Дорога, которая проходила по дну оврага, и в самом деле оказалась хоженой. На его склонах почти не было снега, только в кустах на самом гребне сверкали искрящиеся льдом полосы, и, судя по следам пальцев, снег в холодном овраге соскабливали на ходу те, кто месил на дне оврага ногами грязь. И это не была пехота, Кама явственно разглядела отпечатки босых ног. И следы подков поверх них.
– Ну, уж во всяком случае, не степняки. Нахоритские подковы, – обернулся Сор.
Некоторое время троица держалась вдоль страшного пути.
– Разве нахориты поклоняются Лучезарному? – удивилась Кама.
– По-разному, – придержал лошадь Сор. – Храмы там сильны, но случается местами и вера иури, и древние верования, сильно и влияние прайдов. В Махру есть даже священная роща. Но еще больше тех, кто не верит ни во что, кроме денег. Мутное сейчас время на северном берегу моря Тамту… Вот, смотрите. Видите кровь на склоне? Несчастный пытался добраться до снега, а его перепоясали плетью с шипами…
– Сор… – с ужасом выдохнула Фламма.
Кама подняла голову. В полусотне шагов от путников на тропе стоял человек. Он был в черном плаще, в черных сапогах, черные волосы спадали с его головы на плечи, только лица у него не было. Вместо лица плыло что-то мутное, закручивалось туманом, проглядывало тьмой.
– Сгинь, нечисть! – повысил голос Сор и прерывисто произнес несколько слов на незнакомом языке. На мгновение в месиве проглянуло усталое, с тонкими чертами лицо, алый шарф, скрадывающий шею, затем силуэт задрожал, рассеялся и поплыл клоками копоти в сторону Светлой Пустоши.

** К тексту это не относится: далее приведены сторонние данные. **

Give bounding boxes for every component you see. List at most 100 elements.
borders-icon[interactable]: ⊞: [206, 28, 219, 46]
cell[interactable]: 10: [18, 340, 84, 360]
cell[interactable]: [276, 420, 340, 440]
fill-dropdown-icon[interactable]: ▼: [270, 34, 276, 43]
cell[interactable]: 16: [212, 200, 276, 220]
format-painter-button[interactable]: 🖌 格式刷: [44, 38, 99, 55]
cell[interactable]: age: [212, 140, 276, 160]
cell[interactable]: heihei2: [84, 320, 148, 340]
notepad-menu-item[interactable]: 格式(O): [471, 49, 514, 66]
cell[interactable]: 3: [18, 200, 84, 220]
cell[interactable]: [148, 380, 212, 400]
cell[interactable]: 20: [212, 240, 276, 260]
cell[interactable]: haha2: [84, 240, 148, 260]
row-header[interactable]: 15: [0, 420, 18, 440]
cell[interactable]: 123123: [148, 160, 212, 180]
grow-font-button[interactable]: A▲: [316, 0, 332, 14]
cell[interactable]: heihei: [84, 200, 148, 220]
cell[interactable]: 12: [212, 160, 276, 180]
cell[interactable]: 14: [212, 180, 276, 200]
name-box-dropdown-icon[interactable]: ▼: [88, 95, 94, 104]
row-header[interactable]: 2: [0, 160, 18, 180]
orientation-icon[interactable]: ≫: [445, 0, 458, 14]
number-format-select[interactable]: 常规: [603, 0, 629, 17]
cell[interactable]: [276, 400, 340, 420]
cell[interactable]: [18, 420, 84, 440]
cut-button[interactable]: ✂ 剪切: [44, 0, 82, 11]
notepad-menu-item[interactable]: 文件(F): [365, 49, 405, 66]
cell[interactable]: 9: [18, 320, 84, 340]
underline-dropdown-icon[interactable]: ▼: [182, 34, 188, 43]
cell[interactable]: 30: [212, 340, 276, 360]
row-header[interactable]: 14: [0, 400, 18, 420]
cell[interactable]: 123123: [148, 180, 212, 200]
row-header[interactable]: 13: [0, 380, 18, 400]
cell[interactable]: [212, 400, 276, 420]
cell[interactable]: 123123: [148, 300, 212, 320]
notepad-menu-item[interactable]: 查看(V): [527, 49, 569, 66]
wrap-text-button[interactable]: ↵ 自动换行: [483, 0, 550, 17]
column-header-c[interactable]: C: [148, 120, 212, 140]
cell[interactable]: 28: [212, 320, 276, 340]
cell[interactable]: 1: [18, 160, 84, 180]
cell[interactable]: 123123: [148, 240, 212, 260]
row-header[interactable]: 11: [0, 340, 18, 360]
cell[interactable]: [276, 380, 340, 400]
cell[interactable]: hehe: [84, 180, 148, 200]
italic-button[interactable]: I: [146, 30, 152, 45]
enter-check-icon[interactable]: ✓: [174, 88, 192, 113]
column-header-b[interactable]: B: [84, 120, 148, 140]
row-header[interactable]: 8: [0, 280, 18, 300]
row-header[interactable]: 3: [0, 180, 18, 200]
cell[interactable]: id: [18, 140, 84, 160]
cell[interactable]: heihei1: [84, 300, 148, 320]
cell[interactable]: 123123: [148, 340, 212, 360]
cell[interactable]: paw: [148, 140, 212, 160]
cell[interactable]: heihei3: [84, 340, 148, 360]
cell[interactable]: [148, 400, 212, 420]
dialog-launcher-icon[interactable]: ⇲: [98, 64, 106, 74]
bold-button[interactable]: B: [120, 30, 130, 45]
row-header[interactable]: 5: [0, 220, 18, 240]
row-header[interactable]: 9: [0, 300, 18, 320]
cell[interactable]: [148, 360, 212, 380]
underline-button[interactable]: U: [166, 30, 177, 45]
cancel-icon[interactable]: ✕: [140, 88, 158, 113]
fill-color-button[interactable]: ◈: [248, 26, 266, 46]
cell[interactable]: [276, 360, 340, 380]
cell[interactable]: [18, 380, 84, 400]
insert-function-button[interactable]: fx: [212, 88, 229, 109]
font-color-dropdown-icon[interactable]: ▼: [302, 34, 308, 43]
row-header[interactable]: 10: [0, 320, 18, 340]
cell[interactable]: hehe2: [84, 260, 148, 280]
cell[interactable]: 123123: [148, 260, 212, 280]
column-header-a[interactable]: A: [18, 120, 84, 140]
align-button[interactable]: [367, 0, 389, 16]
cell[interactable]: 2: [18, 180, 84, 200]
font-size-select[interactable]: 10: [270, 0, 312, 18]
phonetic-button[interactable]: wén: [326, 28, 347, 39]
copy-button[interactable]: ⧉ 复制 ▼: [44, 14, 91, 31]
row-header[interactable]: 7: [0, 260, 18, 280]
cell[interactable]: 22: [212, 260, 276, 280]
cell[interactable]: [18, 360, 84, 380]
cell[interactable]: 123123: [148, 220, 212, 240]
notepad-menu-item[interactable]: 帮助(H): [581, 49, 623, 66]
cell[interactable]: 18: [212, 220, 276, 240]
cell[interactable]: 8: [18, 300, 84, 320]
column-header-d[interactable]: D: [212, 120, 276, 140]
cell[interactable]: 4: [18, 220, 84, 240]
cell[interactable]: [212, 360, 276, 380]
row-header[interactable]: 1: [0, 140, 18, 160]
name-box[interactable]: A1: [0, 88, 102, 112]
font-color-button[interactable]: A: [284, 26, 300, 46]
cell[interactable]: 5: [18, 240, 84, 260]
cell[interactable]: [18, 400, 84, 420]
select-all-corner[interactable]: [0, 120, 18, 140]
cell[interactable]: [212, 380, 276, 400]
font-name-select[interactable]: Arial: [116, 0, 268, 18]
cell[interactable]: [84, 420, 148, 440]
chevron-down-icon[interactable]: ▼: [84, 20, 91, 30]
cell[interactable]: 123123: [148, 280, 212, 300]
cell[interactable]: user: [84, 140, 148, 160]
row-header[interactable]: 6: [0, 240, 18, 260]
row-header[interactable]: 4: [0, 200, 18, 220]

– Могилец, – перевела дыхание Фламма.
– Мурс, – мрачно бросил Сор.
– Он не послушался заклинания, – застыла Кама. – Он ушел сам.
– А чего он хотел? – испуганно затараторила Фламма. – И почему ушел? И на каком языке это заклинание? Я ничего не поняла!
– Это язык Лучезарного, – ответила, не сводя завороженного взгляда с дороги, Кама. – На нем и теперь ведут службу в Храме Света за горами. А вот чего хотел от нас мурс, я не знаю.
– И славно, – ответил Сор. – Потому что хотеть он может только одного – или сожрать твое сердце, или захватить твое тело. Конечно, если он не разносчик смерти. А ну-ка, давайте сюда.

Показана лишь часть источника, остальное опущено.